The Oregon man accused of helping the founder of a yoga company pose as an FBI agent to cuff, assault and threaten employees at a Boulder web-design firm has taken a plea deal, leaving his co-defendant to stand trial by himself.
John Anthony Sweeney, 34, and Daniel Shea were originally charged with first-degree burglary, attempted aggravated robbery, extortion, impersonating an officer, kidnapping, second-degree assault, third-degree assault and felony menacing.
Both were set for a joint trial Feb. 11, but Sweeney has now pleaded guilty to one count of second-degree kidnapping, a Class 3 felony, in exchange for prosecutors dropping the other counts.
He is scheduled for sentencing Feb. 22, and remains in custody on $100,000 bond. Class 3 felonies have a presumptive sentencing range of four to 12 years in prison.
In the meantime, Shea, 46, has switched defense attorneys and will now be the sole defendant in a one-week trial now scheduled for April 15. He also remains in custody at the Boulder County Jail on $1 million bond.
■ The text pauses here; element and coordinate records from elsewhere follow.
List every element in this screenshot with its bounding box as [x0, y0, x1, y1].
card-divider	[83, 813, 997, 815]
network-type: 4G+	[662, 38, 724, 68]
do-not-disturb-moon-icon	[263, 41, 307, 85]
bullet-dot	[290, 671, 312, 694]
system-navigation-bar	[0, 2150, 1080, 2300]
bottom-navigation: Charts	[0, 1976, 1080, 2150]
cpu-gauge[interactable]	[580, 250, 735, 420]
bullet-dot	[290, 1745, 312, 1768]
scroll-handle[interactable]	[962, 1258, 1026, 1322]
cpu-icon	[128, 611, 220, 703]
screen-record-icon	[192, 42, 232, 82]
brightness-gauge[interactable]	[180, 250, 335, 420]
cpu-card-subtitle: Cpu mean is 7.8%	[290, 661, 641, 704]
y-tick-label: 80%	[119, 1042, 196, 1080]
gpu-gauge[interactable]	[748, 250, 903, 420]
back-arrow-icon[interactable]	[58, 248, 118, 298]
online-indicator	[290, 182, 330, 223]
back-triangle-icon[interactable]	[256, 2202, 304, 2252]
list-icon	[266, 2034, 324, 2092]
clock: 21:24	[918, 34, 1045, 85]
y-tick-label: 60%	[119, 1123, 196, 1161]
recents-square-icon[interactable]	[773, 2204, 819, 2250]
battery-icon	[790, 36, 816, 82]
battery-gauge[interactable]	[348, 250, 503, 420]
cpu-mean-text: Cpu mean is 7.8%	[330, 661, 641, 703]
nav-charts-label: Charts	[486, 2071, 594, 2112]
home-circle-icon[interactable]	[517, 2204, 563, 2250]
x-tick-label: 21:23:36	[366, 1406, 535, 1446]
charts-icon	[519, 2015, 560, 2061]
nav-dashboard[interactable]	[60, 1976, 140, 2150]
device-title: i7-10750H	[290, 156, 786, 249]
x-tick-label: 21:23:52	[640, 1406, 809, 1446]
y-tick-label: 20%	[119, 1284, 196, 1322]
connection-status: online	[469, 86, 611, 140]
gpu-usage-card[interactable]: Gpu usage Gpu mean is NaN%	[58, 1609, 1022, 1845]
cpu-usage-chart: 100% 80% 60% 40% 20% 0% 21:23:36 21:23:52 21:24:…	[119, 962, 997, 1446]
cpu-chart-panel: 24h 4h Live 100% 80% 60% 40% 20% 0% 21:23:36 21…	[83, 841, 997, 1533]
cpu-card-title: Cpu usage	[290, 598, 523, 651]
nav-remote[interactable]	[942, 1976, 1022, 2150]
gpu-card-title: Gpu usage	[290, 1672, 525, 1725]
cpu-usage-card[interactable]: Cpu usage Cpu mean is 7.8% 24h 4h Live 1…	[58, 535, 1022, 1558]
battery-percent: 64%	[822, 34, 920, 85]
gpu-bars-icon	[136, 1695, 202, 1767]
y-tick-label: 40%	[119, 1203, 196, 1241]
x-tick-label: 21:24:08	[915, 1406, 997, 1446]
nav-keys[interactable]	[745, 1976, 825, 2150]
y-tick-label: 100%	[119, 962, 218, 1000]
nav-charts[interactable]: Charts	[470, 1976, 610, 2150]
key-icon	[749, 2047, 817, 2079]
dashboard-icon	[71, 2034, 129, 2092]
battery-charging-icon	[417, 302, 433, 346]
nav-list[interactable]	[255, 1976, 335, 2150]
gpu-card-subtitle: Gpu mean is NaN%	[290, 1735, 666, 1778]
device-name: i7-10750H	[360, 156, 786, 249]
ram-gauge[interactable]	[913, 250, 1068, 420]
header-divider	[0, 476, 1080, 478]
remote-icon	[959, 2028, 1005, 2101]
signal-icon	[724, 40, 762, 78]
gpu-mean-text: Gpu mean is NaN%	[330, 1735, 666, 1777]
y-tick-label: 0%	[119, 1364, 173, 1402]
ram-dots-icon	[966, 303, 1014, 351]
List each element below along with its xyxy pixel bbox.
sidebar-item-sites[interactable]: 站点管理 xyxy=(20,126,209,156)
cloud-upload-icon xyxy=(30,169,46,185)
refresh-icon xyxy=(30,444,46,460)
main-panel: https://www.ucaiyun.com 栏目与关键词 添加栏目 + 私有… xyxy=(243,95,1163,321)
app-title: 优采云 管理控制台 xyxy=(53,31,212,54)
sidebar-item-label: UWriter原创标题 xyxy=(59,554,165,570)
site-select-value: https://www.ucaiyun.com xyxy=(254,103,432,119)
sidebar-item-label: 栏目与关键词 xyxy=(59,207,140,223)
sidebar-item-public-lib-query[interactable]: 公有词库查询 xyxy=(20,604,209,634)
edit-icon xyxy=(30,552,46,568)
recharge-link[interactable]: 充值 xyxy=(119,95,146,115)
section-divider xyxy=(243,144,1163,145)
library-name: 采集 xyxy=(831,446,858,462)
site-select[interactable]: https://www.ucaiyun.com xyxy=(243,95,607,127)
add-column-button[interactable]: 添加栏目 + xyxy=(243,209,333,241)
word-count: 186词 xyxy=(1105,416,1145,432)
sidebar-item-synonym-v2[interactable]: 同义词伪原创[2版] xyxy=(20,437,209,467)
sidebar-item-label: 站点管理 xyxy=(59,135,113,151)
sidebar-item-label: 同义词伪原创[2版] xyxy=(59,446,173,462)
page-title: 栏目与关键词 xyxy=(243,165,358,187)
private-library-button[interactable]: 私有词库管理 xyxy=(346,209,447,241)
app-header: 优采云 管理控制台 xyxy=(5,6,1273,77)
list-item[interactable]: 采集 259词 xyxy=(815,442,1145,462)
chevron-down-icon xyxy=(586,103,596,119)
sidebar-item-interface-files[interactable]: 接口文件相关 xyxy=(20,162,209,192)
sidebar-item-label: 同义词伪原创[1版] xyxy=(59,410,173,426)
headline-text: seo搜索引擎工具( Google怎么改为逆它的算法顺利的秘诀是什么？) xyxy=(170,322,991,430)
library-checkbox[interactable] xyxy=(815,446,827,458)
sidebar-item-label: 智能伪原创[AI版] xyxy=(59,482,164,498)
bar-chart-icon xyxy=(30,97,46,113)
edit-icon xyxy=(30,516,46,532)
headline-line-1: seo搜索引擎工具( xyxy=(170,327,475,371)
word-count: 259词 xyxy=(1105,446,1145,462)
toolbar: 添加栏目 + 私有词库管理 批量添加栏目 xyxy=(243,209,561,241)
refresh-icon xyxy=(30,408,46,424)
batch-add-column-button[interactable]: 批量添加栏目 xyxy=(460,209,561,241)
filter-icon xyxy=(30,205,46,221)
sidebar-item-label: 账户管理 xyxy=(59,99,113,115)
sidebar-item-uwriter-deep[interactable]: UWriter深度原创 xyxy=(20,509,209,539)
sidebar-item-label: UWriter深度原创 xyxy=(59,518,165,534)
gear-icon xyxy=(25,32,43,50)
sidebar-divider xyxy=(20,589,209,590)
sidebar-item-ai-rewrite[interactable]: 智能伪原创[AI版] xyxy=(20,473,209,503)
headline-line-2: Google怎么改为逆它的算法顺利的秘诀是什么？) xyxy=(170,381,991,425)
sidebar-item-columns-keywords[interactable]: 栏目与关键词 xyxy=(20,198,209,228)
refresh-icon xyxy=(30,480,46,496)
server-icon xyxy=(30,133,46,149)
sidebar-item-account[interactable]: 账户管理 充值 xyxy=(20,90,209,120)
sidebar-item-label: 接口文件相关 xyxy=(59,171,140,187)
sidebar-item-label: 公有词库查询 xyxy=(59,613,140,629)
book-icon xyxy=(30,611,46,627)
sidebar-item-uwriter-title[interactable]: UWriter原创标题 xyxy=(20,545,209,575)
Prosecutors did not say if Sweeney testifying in Shea’s trial was one of the stipulations of the plea agreement.
“Our office is working very closely with the victims and they agree with this guilty plea for Mr. Sweeney,” said Shannon Carbone, a spokeswoman with the Boulder County District Attorney’s Office.
According to an arrest affidavit, two workers at the Goozmo web-design firm in Boulder were in their office at 1645 Canyon Blvd. on Feb. 9, 2018, when they took a meeting with Sweeney, who at the time only identified himself as “Davy.”
The two men told police that Shea then entered the building dressed in an “FBI uniform” — described as a raid vest with tactical gear, including a Taser, a knife and a gun in a holster — and along with Sweeney handcuffed the two men.
Daniel Shea (Boulder County Sheriff’s Office / Courtesy photo)
The two Goozmo employees said Shea had contracted them for a project involving his company, Yogible, which described itself as a yoga travel and teaching company.
According to the affidavit, Shea said the $30,000 he spent on the project had “ruined his life,” and demanded Goozmo repay him. The two employees told police Shea used a stun gun on them and threatened them with both a handgun and a knife — and said he’d hired people to kill their families.
Shea demanded $50,000 from the men — $30,000 to reimburse him for the project and $20,000 to pay for the hitmen he claimed he’d hired, though police do not believe any hitmen were actually hired.
Shea — who is from Oregon — was arrested in Lyons two days after the incident. Sweeney was arrested in Oregon in April 2018 and extradited back to Colorado.
Police said Shea befriended Sweeney at a mixed martial arts gym in Oregon and recruited him to assist with the attack. Sweeney told police he thought he was getting paid to help pull off a “sick joke on Shea’s friends.”